Expresses Confidence in Its Own Value-Creating Opportunities and Will Not Consider Combining with Xerox Without Due Diligence
PALO ALTO, Calif., Nov. 24, 2019 (GLOBE NEWSWIRE) — HP Inc. (NYSE: HPQ) today announced that HP has sent a letter to Xerox Holdings Corporation in response to Xerox’s November 21, 2019 letter.
Following is the full text of the letter that was sent on November 24, 2019:
November 24, 2019
Vice Chairman and CEO
Xerox Holdings Corporation
201 Merritt 7
Norwalk, CT 06851-1056
CC: Keith Cozza, Chairman of Xerox Holdings Corporation; President and Chief Executive Officer, Icahn Enterprises L.P.
The HP Board of Directors has reviewed and considered your November 21 letter, which has provided no new information beyond your November 5 letter. We reiterate that we reject Xerox’s proposal as it significantly undervalues HP. Additionally, it is highly conditional and uncertain. In particular, there continues to be uncertainty regarding Xerox’s ability to raise the cash portion of the proposed consideration and concerns regarding the prudence of the resulting outsized debt burden on the value of the combined company’s stock even if the financing were obtained. Consequently, your proposal does not constitute a basis for due diligence or negotiation.
We believe it is important to emphasize that we are not dependent on a Xerox combination. We have great confidence in our strategy and the numerous opportunities available to HP to drive sustainable long-term value, including the deployment of our strong balance sheet for increased share repurchases of our significantly undervalued stock and for value-creating M&A.
It is clear in your aggressive words and actions that Xerox is intent on forcing a potential combination on opportunistic terms and without providing adequate information. When we were in private discussions with you in August and September, we repeatedly raised our questions; you failed to address them and instead walked away, choosing to pursue a hostile approach rather than continue down a more productive path. But these fundamental issues have not gone away, and your now-public urgency to accelerate toward a deal, still without addressing these questions, only heightens our concern about your business and prospects. Accordingly, we must have due diligence to determine whether a Xerox combination has any merit.

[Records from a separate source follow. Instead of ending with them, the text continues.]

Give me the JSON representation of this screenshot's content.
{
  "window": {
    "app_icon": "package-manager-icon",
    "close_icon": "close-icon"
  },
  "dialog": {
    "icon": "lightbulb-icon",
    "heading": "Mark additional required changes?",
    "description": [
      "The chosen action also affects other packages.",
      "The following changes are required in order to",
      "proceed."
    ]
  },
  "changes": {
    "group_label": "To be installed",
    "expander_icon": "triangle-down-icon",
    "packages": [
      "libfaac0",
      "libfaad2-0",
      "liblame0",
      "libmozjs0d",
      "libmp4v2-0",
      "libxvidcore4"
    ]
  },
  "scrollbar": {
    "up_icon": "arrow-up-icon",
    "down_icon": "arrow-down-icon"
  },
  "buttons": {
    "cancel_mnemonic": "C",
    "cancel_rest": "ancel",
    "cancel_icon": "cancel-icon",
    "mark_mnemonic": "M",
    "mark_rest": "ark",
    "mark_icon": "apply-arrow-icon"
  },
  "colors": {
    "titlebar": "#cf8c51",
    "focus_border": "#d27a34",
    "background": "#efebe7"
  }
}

We remain prepared to study the potential value of a combination and to work quickly to learn more about your business trajectory. However, there are significant concerns about both the near-term health and long-term viability of your business that have a significant impact on Xerox’s value. The question of whether there is a path to turn around your business is a threshold issue. In addition to the visible and substantial declines at Xerox, our specific concerns include:
- Xerox has missed consensus revenue estimates in four of the last five quarters;
- Xerox’s revenue has fallen from $10.2 billion to $9.2 billion (on a trailing 12-month basis) since June 2018, and this is expected to continue – Xerox management projects revenue declines of 6% in fiscal 2019;
- Given how much of your business is based on contractual revenue, we are concerned about the decline in customer Total Contract Value (TCV) in excess of revenue declines, which suggests your revenues may decline even faster in future years. We note that the TCV of enterprise signings (including renewals) in 2018 was down 13.9% in constant currency and your churn for 2018 was 18%, both data points which Xerox has stopped providing publicly since the end of 2018;
- Our review of synergies based on public information and the limited information you have shared does not support achievable synergies of the scale you suggest, and it appears that your assumptions include significant savings that are already included in each company’s independently announced cost reduction plans; and
- It appears to us that when Xerox exited the Fujifilm joint venture, Xerox essentially mortgaged its future for a short-term cash infusion. We fear that the exit has left a sizeable strategic hole in Xerox’s portfolio. In addition, we have concerns as to the state of Xerox’s technology resources, research and development pipeline, future product programs, and supply continuity and capability. Finally, we note that Xerox will have to get access to the fastest growing Asia Pacific region.
The HP Board of Directors is committed to serving the best interests of HP shareholders, not Xerox and its shareholders. HP has numerous opportunities to create value for HP shareholders on a standalone basis. We will not let aggressive tactics or hostile gestures distract us from our responsibility to pursue the most value-creating path.
On behalf of the Board of Directors,
|Enrique Lores||Chip Bergh|
Goldman Sachs & Co. LLC is serving as financial advisor to HP, and Wachtell, Lipton, Rosen & Katz is legal advisor.